In case $F$ is internal to $\Delta ABC,$ this inequality is a consequence of (3) because

$|x - y| \ge |a - b|,$ etc.

To prove these, assume $a \ge b \ge c.$ Then by reflecting the triangle with sides $b,$ $x,$ $z$ in the segment $z$ leads to the following configuration:

The triangle inequality (in the yellow triangle) then implies $y - x \ge a - b.$ The other two inequalities are established similarly. Thus from (3)

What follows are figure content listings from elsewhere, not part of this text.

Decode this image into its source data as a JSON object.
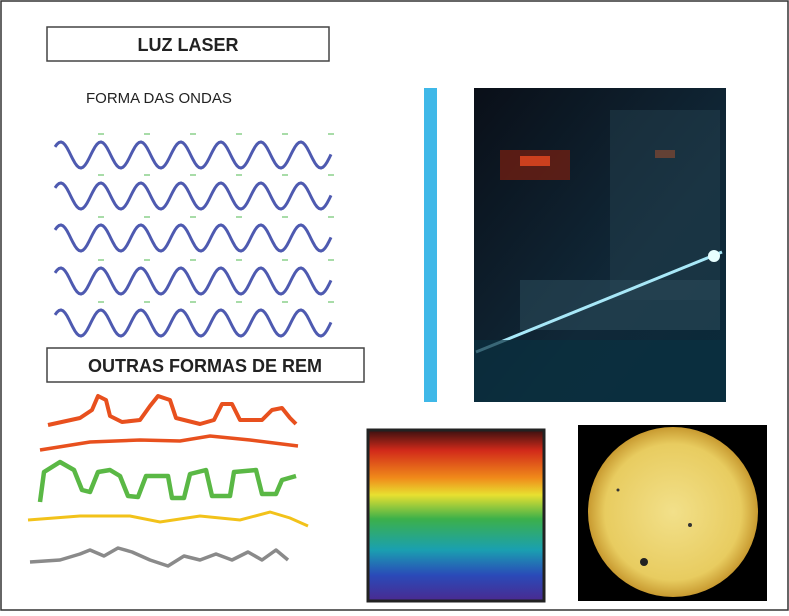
{
  "title_box": "LUZ LASER",
  "subtitle": "FORMA DAS ONDAS",
  "section_box": "OUTRAS FORMAS DE REM"
}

$\begin{align} S_{a} + S_{b} + S_{c} &= 3S + S_{|x - y|} + S_{|y - z|} + S_{|z - a|}\\ &\ge 3S + S_{|a - b|} + S_{|b - c|} + S_{|c - a|}. \end{align}$

In case where, say, angle $C$ is $120^{\circ}$ or more so that $F$ coincides with $C,$ $z = 0,$ $x = b$ and $y = a.$ The inequality in (4) is refined to

$S_{a} + S_{b} + S_{c} \ge 3S + S_{|a - b|} + S_{a} + S_{b}.$

Now observe that $a \ge |b - c|$ and $b \ge |c - a|$ from which, again, (6) follows.

Note that there is a generalization due to Dan Pedoe.